Type 2 diabetes

Why people with T2D should have an early night


Being a ‘morning person’ takes on special significance for people with type 2 diabetes, according to an Australian study that found ‘evening chronotypes’ are likely to have worse metabolic risks.

Researchers at the University of South Australia (UniSA) assessed the bedtime preferences (sleep chronotypes) of people with type 2 diabetes, and found that those who go to bed early are more likely to be in better health and more physically active compared to night owls.

Published in BMJ Open Diabetes Research & Care, the study involved 635 patients with type 2 diabetes, each wearing an accelerometer for seven days to record the intensity and time of different physical behaviours: sleep, rest, overall physical  activity.

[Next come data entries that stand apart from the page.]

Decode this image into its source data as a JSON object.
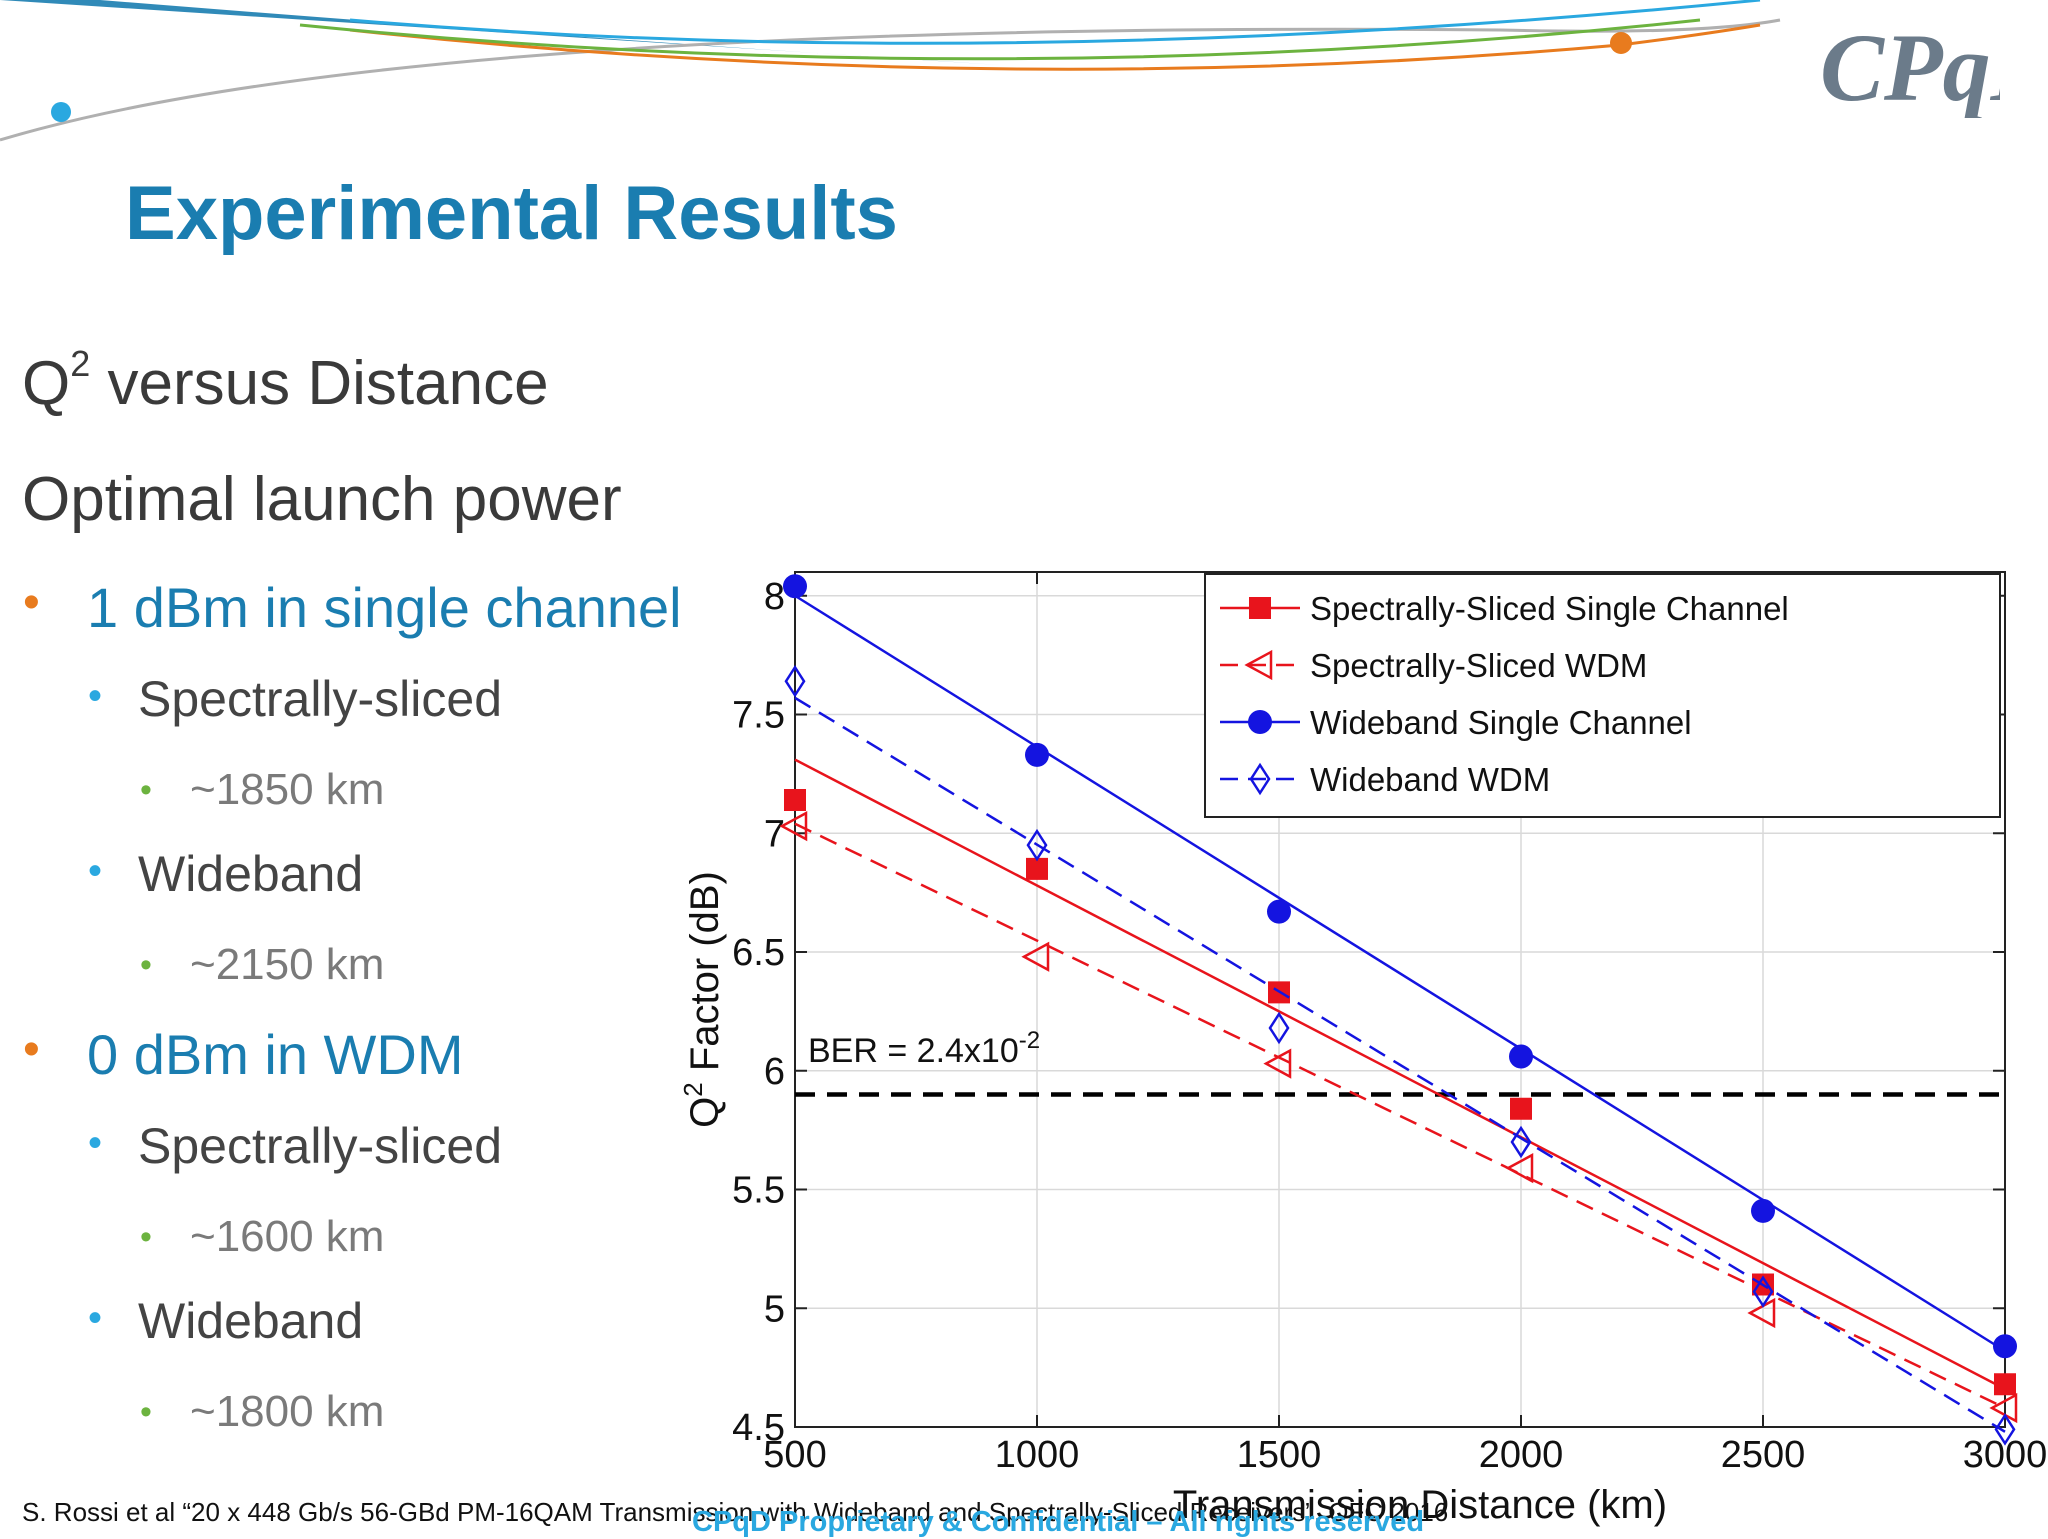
{
  "slide": {
    "title": "Experimental Results",
    "heading1_main": "Q",
    "heading1_sup": "2",
    "heading1_rest": " versus Distance",
    "heading2": "Optimal launch power",
    "bullets": [
      {
        "level": 1,
        "text": "1 dBm in single channel"
      },
      {
        "level": 2,
        "text": "Spectrally-sliced"
      },
      {
        "level": 3,
        "text": "~1850 km"
      },
      {
        "level": 2,
        "text": "Wideband"
      },
      {
        "level": 3,
        "text": "~2150 km"
      },
      {
        "level": 1,
        "text": "0 dBm in WDM"
      },
      {
        "level": 2,
        "text": "Spectrally-sliced"
      },
      {
        "level": 3,
        "text": "~1600 km"
      },
      {
        "level": 2,
        "text": "Wideband"
      },
      {
        "level": 3,
        "text": "~1800 km"
      }
    ],
    "footer": "S. Rossi et al “20 x 448 Gb/s 56-GBd PM-16QAM Transmission with Wideband and Spectrally-Sliced Receivers”, OFC 2016",
    "confidential": "CPqD Proprietary & Confidential – All rights reserved",
    "logo_text": "CPqD",
    "colors": {
      "title": "#1a7db0",
      "bullet1": "#e87b1e",
      "bullet2": "#2aa8e0",
      "bullet3": "#6cb33f"
    }
  },
  "chart_data": {
    "type": "scatter",
    "xlabel": "Transmission Distance (km)",
    "ylabel_main": "Q",
    "ylabel_sup": "2",
    "ylabel_rest": " Factor (dB)",
    "xlim": [
      500,
      3000
    ],
    "ylim": [
      4.5,
      8.1
    ],
    "xticks": [
      500,
      1000,
      1500,
      2000,
      2500,
      3000
    ],
    "yticks": [
      4.5,
      5,
      5.5,
      6,
      6.5,
      7,
      7.5,
      8
    ],
    "grid": true,
    "legend_position": "top-right",
    "threshold": {
      "y": 5.9,
      "label_main": "BER = 2.4x10",
      "label_sup": "-2",
      "color": "#000000"
    },
    "x": [
      500,
      1000,
      1500,
      2000,
      2500,
      3000
    ],
    "series": [
      {
        "name": "Spectrally-Sliced Single Channel",
        "values": [
          7.14,
          6.85,
          6.33,
          5.84,
          5.1,
          4.68
        ],
        "color": "#e8141c",
        "marker": "filled-square",
        "line": "solid",
        "fit": [
          7.31,
          4.66
        ]
      },
      {
        "name": "Spectrally-Sliced WDM",
        "values": [
          7.03,
          6.48,
          6.03,
          5.59,
          4.98,
          4.58
        ],
        "color": "#e8141c",
        "marker": "open-triangle-left",
        "line": "dashed",
        "fit": [
          7.04,
          4.58
        ]
      },
      {
        "name": "Wideband Single Channel",
        "values": [
          8.04,
          7.33,
          6.67,
          6.06,
          5.41,
          4.84
        ],
        "color": "#1414e0",
        "marker": "filled-circle",
        "line": "solid",
        "fit": [
          8.0,
          4.82
        ]
      },
      {
        "name": "Wideband WDM",
        "values": [
          7.64,
          6.95,
          6.18,
          5.7,
          5.07,
          4.49
        ],
        "color": "#1414e0",
        "marker": "open-diamond",
        "line": "dashed",
        "fit": [
          7.57,
          4.48
        ]
      }
    ]
  }
}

It found that 25% of participants had morning chronotypes (a preference to go to be early and get up early, with an average bedtime of 11:50pm); 23% had evening chronotypes (a preference to go to bed late and get up late, with an average bedtime of 12.36am); and 52% were defined as intermediate.

Evening chronotypes had an extra 30 minutes of sedentary time per day and 10 minutes less  moderate-to vigorous physical activity compared to morning chronotypes. Evening chronotypes also had an overall lower intensity of activity, and tended to be active later in the day.

Study co-author Dr Alex Rowlands of the Alliance for Research in Exercise, Nutrition and Activity (ARENA), Sansom Institute for Health Research, says the study provides a unique insight into how people’s sleep time preferences can impact their level of physical activity – and may help people with type 2 diabetes better manage their health.

“The link between later sleep times and physical activity is clear: go to bed late and you’re less likely to be active,” Dr Rowlands says.

“As sleep chronotypes are potentially modifiable, these findings provide an opportunity to change your lifestyle for the better, simply by adjusting your bedtime.”

“For someone with diabetes, this is valuable information that could help get them back on a path to good health.”